Non-Targeted Screening in PFAS Analysis
Building on the harmonization debate, the panel turns to non-targeted screening and the question of what routine per- and polyfluoroalkyl substances (PFAS) methods leave undetected. David Megson acknowledges his own bias toward non-targeted analysis, but stresses it isn't feasible to run on every sample given the cost and labor involved. Instead, he advocates screening smarter: pairing targeted analysis with a broader "total" method, such as total organic fluorine, chosen to fit the matrix and investigation at hand, then performing mass balance to see how much of that total the targeted method actually captures.
Megson points to trifluoroacetic acid as an example of a compound that fell through the cracks of older targeted methods until researchers switched analytical approaches and discovered an entire class of PFAS chemistry they hadn't been looking for. He argues that non-targeted analysis and toxicology research are interdependent: without exploratory science flagging a chemical's prevalence, there's little incentive to study its toxicity, and without that toxicology, there's no case for building a standardized method to measure it.

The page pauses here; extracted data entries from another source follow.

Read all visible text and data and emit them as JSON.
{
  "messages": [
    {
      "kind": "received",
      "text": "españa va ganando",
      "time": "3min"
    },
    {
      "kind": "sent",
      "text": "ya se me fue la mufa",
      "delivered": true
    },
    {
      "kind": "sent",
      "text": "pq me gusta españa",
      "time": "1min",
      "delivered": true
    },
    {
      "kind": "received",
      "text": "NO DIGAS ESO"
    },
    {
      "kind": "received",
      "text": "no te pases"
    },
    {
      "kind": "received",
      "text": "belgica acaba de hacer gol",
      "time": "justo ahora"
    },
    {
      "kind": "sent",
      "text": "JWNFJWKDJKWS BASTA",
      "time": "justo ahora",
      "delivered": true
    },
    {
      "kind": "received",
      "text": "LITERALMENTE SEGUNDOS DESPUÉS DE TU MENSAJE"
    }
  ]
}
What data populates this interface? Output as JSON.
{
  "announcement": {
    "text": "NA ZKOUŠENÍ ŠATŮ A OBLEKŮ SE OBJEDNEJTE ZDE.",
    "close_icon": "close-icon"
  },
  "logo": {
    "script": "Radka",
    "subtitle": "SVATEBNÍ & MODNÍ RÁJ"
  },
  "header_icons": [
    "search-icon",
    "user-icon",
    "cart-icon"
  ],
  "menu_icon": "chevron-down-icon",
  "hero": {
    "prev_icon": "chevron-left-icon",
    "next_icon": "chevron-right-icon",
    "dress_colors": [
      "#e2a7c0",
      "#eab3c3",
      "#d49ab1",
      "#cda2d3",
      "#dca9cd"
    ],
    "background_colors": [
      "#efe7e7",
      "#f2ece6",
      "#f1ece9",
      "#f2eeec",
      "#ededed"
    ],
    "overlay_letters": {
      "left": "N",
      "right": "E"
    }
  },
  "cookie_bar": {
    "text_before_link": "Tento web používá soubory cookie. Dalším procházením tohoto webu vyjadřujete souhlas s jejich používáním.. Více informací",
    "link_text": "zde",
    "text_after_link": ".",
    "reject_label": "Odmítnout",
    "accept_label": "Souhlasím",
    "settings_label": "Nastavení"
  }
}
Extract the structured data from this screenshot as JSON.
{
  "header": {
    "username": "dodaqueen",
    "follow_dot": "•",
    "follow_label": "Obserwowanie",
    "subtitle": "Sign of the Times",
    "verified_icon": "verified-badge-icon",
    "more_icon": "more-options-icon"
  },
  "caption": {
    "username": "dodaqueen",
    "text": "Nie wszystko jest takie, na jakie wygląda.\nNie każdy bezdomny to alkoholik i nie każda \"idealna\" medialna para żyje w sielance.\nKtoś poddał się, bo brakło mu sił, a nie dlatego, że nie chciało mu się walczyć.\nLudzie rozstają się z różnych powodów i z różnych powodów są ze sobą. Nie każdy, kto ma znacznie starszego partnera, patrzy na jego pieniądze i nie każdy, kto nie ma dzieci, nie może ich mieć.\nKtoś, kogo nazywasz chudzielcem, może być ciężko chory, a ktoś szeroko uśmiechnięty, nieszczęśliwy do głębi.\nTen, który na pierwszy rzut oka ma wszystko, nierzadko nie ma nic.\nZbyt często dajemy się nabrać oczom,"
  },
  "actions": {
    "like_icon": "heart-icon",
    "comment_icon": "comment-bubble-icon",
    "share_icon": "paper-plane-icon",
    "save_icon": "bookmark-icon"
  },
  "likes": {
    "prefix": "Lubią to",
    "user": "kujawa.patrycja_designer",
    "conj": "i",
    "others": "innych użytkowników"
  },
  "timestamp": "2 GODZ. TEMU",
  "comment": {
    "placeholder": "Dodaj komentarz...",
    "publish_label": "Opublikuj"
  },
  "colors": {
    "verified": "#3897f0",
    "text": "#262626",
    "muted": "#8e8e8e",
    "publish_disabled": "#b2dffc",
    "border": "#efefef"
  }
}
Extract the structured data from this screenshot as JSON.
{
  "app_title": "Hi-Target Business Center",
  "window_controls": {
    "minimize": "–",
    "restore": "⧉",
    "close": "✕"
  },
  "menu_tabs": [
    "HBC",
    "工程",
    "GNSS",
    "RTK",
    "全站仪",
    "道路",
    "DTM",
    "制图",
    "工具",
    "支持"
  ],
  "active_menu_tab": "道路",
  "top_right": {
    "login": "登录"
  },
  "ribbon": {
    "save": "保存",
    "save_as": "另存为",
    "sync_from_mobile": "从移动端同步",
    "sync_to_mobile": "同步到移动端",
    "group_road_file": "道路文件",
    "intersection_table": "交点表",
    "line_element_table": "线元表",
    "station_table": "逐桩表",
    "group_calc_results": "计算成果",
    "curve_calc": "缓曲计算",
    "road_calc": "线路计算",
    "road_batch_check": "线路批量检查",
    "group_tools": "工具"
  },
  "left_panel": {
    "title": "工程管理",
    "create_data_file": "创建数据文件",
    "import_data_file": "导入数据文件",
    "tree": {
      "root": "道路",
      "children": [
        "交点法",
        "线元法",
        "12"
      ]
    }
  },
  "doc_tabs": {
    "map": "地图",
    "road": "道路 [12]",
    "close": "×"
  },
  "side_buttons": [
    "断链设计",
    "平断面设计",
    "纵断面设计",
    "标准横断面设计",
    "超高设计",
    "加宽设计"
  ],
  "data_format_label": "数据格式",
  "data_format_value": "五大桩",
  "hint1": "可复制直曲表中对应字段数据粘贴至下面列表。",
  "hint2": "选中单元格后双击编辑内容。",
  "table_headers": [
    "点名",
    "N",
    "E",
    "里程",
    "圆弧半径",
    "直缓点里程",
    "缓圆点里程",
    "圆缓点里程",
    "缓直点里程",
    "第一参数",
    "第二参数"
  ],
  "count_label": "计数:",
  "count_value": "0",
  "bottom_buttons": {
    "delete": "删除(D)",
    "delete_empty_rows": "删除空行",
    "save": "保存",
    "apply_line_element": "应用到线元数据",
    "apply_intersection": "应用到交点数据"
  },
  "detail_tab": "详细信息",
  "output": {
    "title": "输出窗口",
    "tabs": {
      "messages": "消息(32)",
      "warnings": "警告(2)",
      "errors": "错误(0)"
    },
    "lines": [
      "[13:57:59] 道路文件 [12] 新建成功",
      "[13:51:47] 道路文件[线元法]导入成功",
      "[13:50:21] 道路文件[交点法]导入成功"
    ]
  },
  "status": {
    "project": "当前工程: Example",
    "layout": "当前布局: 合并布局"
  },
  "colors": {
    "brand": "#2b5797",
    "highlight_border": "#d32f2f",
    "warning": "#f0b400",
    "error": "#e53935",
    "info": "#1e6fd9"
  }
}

Bryan Vining characterizes the process as something of an endless cycle, moving between detecting a potential concern, evaluating whether it's truly harmful, and then developing methods to measure it precisely. Pasquale Avino brings the conversation back to quality assurance and quality control, arguing that because so little is known about many PFAS compounds, rigorous QA/QC at every step of the analytical process, from procedure to chromatographic run, becomes essential rather than optional. He notes that controlling every variable in this field is notably difficult compared with more established analytical work, and that the instrumentation itself, largely liquid chromatography tandem mass spectrometry (LC–MS/MS), is capable; the real challenge lies in the operating procedures behind it.